Depuis quinze jours, il prenait tous les soirs la même « décision irrévocable »…

Histoire de chasser certaines images de sa tête, il alimenta la conversation :

— Après que les vœux eurent été prononcés, il y a eu cet étrange moment…

Dès qu’une demi-douzaine de Matriarches eurent clamé leur bénédiction, une bonne centaine de « parents de sang » de Melaine s’étaient précipités pour l’entourer, tous brandissant leurs lances. Un nombre équivalent de parents de Bael s’étaient unis à lui, l’aidant à se frayer – rudement – un chemin jusqu’à sa nouvelle épouse. Aucun Aiel n’étant voilé – tout ça était lié aux coutumes –, il n’y avait pas eu de mort, mais le sang avait quand même coulé des deux côtés.

— Quelques minutes plus tôt, Melaine clamait son amour pour Bael, mais quand il l’a rejointe, elle s’est battue comme une lionne des montagnes.

Si Dorindha n’avait pas flanqué un bon coup de coude dans les côtes de sa presque-sœur, Rand doutait que le tout nouvel époux aurait pu hisser Melaine sur son épaule et s’en aller avec elle.

— Bael boite toujours et il a un œil au beurre noir…

— Aurait-elle dû se comporter comme une faible femelle ? Il devait mesurer sa valeur, comprendre qu’elle n’était pas une babiole facile à glisser dans sa sacoche.

Aviendha bâilla et Rand l’entendit se lover dans ses couvertures.

— « Apprendre à chanter à un homme », qu’est-ce que ça peut vouloir dire ?

Dès qu’ils atteignaient l’âge de brandir une lance, les Aiels ne chantaient plus, sauf avant les batailles et lors des cérémonies funèbres.

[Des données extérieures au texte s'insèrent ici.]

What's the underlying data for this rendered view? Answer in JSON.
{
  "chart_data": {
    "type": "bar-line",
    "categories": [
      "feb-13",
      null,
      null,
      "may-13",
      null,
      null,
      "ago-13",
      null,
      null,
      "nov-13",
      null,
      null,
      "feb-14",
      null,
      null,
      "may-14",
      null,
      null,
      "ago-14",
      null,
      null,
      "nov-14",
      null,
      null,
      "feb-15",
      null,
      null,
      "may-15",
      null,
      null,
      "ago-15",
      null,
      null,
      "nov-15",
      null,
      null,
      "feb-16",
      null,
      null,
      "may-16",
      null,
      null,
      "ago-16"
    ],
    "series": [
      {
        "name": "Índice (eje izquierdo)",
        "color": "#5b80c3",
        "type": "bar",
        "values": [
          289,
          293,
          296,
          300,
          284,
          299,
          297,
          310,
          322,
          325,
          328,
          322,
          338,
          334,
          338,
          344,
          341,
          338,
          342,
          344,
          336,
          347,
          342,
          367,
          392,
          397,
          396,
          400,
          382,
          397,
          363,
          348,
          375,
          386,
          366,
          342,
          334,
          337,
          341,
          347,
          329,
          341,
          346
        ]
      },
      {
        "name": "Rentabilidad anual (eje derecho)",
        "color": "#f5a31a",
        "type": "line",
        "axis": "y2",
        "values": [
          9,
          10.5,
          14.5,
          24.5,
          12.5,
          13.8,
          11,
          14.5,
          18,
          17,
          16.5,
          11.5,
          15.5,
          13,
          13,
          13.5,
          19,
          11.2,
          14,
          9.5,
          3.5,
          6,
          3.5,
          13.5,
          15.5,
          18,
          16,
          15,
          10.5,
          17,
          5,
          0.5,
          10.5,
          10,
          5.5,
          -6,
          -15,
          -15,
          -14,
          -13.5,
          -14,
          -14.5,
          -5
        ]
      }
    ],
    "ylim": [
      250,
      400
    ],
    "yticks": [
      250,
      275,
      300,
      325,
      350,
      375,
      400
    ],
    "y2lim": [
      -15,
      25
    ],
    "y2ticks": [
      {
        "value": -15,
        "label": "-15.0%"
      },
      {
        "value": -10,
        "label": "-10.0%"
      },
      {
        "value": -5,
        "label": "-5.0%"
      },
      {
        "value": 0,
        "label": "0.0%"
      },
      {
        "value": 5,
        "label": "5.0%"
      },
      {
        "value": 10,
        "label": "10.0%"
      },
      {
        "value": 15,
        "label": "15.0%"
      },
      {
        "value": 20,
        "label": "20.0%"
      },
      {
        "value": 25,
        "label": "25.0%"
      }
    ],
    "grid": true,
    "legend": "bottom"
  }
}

— Tu penses à Mat Cauthon ? Parfois, il arrive qu’un homme renonce à la Lance pour une Promise.

— Tu racontes n’importe quoi ! Je n’ai jamais rien entendu de ce genre.

— Eh bien, ça n’est pas exactement ça, mais… (La voix d’Aviendha devenait de plus en plus pâteuse de sommeil.) Il arrive qu’un homme désire une Promise qui ne consentirait pas à renoncer à la Lance pour lui. Dans ce cas, il peut s’arranger pour devenir son gai’shain. C’est une idée idiote, bien sûr, car aucune Promise ne regarderait un gai’shain de cette façon… Entraîné à la dure, histoire de savoir rester à sa place, cet homme doit avant toute autre chose apprendre à chanter pour distraire les sœurs de la Lance tandis qu’elles se restaurent. « Elle va lui apprendre à chanter ! » Voilà ce que disent les Promises quand un homme devient fou d’amour pour l’une des leurs.

Un peuple très spécial, vraiment.

— Aviendha ? Qui t’a offert ce collier ?

Rand s’était juré de ne plus poser cette question. Selon Lan, c’était de l’artisanat du Kandor, un motif appelé « flocon de neige ». Le bijou provenait sans doute d’un butin…

— Une personne qui me témoigne de l’amitié, Rand al’Thor. Nous avons beaucoup avancé aujourd’hui, et demain, tu nous feras partir à l’aube. Dors bien et réveille-toi, Rand al’Thor !

À part une Aielle, qui aurait dit bonne nuit à quelqu’un en souhaitant qu’il ne meure pas dans son sommeil ?

Après avoir protégé ses rêves avec un tissage petit mais très complexe, Rand éteignit les lampes avec le Pouvoir et tenta de trouver le sommeil. Une personne qui lui témoignait de l’amitié ? Les Reyn étaient venus du nord – d’où ils avaient pu rapporter le butin en question – mais elle avait déjà le collier à Rhuidean. Au fond, qu’en avait-il à faire ?

Le souffle de la jeune femme lui semblant assourdissant jusqu’à ce qu’il s’endorme, Rand fit ensuite un rêve déconcertant où Min et Elayne l’aidaient à hisser Aviendha – nue comme un ver, à part le collier – sur son épaule tandis qu’elle lui tapait sur la tête avec des fleurs de segade.